Hold Longer – Pay Less!
August 12, 2004
By Niles Brohey
Capital gains taxes are charged on profits made from selling or exchanging capital assets. The rate of capital gains tax charged depends number of variables, which you can manipulate and consider so as to reduce your outgoings and which help in avoiding capital gains taxes.
There are three key determiners effecting the tax rate applicable to you – the rate of income tax you pay, how long you have owned the asset which you are exchanging or selling, and what the the asset is. These three factors will effectively dictate the rate of capital gains tax levied. By carefully considering how long you will wait before selling your assets and what assets you will hold can reduce your capital gains taxes by a large amount.
The holding term of the asset to be exchanged is perhaps the most powerful determiner of the applicable tax rate and yet it is a variable you can control. The rate of tax charged depends on whether the asset is long term or short term – in essence whether you have owned it for one year or more or if you have owned it for less than one year. If you have held it less than one year it is a short term asset and the applicable tax is the same rate as your income tax. If however you have held the asset for one year or more it is a long term asset and is eligible for tax between 5% and 15% depending on you income.
By carefully considering and if possible maximizing the holding term of your assets your capital gains tax overheads can be sharply cut. Tax rates vary depending on the type of the asset also. Capital gains tax on the sale of collectibles is automatically 28% and tax on real estate gains is 25%, both rates are much larger than standard long term rates.
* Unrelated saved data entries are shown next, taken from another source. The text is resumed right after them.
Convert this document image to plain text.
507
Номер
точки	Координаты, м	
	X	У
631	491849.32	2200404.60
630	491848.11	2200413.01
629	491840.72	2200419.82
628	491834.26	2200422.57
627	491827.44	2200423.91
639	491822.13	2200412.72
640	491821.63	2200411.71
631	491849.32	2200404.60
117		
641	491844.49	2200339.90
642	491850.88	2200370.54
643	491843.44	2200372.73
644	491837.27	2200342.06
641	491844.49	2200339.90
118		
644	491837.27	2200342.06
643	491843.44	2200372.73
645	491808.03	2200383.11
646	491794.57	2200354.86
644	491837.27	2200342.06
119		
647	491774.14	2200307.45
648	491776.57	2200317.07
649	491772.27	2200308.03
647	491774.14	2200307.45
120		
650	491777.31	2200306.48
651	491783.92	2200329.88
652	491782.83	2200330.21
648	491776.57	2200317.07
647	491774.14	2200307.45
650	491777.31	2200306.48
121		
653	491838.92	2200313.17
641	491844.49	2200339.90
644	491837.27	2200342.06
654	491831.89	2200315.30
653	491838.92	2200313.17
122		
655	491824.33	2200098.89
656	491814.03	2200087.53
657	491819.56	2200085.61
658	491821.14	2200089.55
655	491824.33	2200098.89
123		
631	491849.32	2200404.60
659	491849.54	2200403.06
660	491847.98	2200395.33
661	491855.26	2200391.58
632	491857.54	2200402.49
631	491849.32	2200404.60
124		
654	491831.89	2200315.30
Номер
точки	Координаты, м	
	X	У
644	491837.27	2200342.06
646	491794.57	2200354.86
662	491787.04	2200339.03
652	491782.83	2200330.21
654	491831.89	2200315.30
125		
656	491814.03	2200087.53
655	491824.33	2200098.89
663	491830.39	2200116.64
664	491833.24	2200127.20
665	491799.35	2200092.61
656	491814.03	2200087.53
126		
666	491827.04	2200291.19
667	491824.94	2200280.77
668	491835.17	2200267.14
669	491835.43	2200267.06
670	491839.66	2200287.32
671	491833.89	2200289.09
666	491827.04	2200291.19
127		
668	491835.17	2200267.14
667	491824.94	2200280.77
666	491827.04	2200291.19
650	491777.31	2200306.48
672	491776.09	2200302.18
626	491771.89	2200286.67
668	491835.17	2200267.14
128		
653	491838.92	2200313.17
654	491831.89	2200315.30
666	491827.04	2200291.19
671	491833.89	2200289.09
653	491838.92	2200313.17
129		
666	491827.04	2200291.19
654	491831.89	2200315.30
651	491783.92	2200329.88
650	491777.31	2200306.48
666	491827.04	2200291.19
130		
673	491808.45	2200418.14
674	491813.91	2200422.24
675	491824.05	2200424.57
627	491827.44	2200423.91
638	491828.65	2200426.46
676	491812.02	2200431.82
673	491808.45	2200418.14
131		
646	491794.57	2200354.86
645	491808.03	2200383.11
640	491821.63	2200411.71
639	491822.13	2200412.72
Considering the high tax burden you take on when dealing in short term assets or highly charged assets like real estate you should be cautious of trading in them unless a large profit can be made.
For years now capital gains tax reform has been pushed legislatively and so long term tax rates are dropping with time, long term rates dropped by 5% in 2003 for example. By considering your investments under the key headings of holding term and asset type you can invest in areas which will minimize your tax liability.